Jusqu’ici, très peu d’universités ont émis des lignes directrices, et celles-ci sont souvent vagues et difficiles à appliquer. « Il n’y a pas beaucoup de procédures, de ressources pour encadrer, d’outils, de règles ou de politiques. En gros, chaque professeur.e décide d’intégrer ou non l’IA, et fait ses règles », poursuit Mme Prom Tep. Les établissements devront définir des politiques claires d’utilisation admissibles ou non, qui inclut, mais ne se limite pas au plagiat (utilisation pour la correction de travaux, façon de citer ChatGPT, etc.).

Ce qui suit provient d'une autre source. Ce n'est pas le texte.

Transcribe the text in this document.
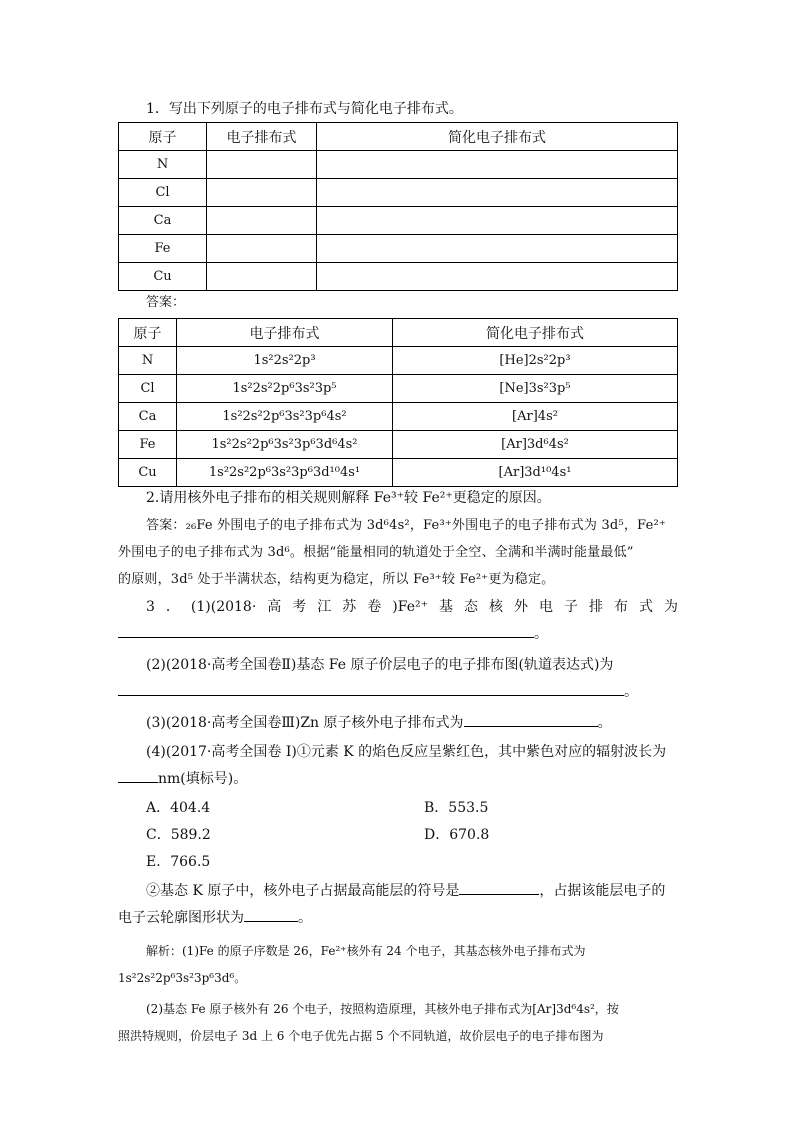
1．写出下列原子的电子排布式与简化电子排布式。
原子	电子排布式	简化电子排布式
N		
Cl		
Ca		
Fe		
Cu		
答案：
原子	电子排布式	简化电子排布式
N	1s²2s²2p³	[He]2s²2p³
Cl	1s²2s²2p⁶3s²3p⁵	[Ne]3s²3p⁵
Ca	1s²2s²2p⁶3s²3p⁶4s²	[Ar]4s²
Fe	1s²2s²2p⁶3s²3p⁶3d⁶4s²	[Ar]3d⁶4s²
Cu	1s²2s²2p⁶3s²3p⁶3d¹⁰4s¹	[Ar]3d¹⁰4s¹
2.请用核外电子排布的相关规则解释 Fe³⁺较 Fe²⁺更稳定的原因。
答案：₂₆Fe 外围电子的电子排布式为 3d⁶4s²，Fe³⁺外围电子的电子排布式为 3d⁵，Fe²⁺
外围电子的电子排布式为 3d⁶。根据“能量相同的轨道处于全空、全满和半满时能量最低”
的原则，3d⁵ 处于半满状态，结构更为稳定，所以 Fe³⁺较 Fe²⁺更为稳定。
3．(1)(2018·高考江苏卷)Fe²⁺基态核外电子排布式为
。
(2)(2018·高考全国卷Ⅱ)基态 Fe 原子价层电子的电子排布图(轨道表达式)为
。
(3)(2018·高考全国卷Ⅲ)Zn 原子核外电子排布式为	。
(4)(2017·高考全国卷 Ⅰ)①元素 K 的焰色反应呈紫红色，其中紫色对应的辐射波长为
nm(填标号)。
A．404.4	B．553.5
C．589.2	D．670.8
E．766.5
②基态 K 原子中，核外电子占据最高能层的符号是	，占据该能层电子的
电子云轮廓图形状为	。
解析：(1)Fe 的原子序数是 26，Fe²⁺核外有 24 个电子，其基态核外电子排布式为
1s²2s²2p⁶3s²3p⁶3d⁶。
(2)基态 Fe 原子核外有 26 个电子，按照构造原理，其核外电子排布式为[Ar]3d⁶4s²，按
照洪特规则，价层电子 3d 上 6 个电子优先占据 5 个不同轨道，故价层电子的电子排布图为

Le déploiement des politiques et de législations risque de prendre du temps. « C’est comme pour le Web, on a toujours légiféré en retard », rappelle Mme Prom Tep. L’Observatoire international sur les impacts sociétaux de l’IA et du numérique (OBVIA), financé par les Fonds de recherche du Québec, devrait entre autres émettre des recommandations au gouvernement du Québec, tout comme le comité d’expert conjoint. « Mais est-ce que ça va suffire? Est-ce qu’on a besoin de consultations plus larges? », se demande Mme Prom Tep, qui suggère la mise en place de cellules permanentes. Selon elle, pour éviter que chaque établissement réinvente la roue, ces réflexions devront être en effet collectives et partagées, et des lieux de réflexions neutres devront être créés.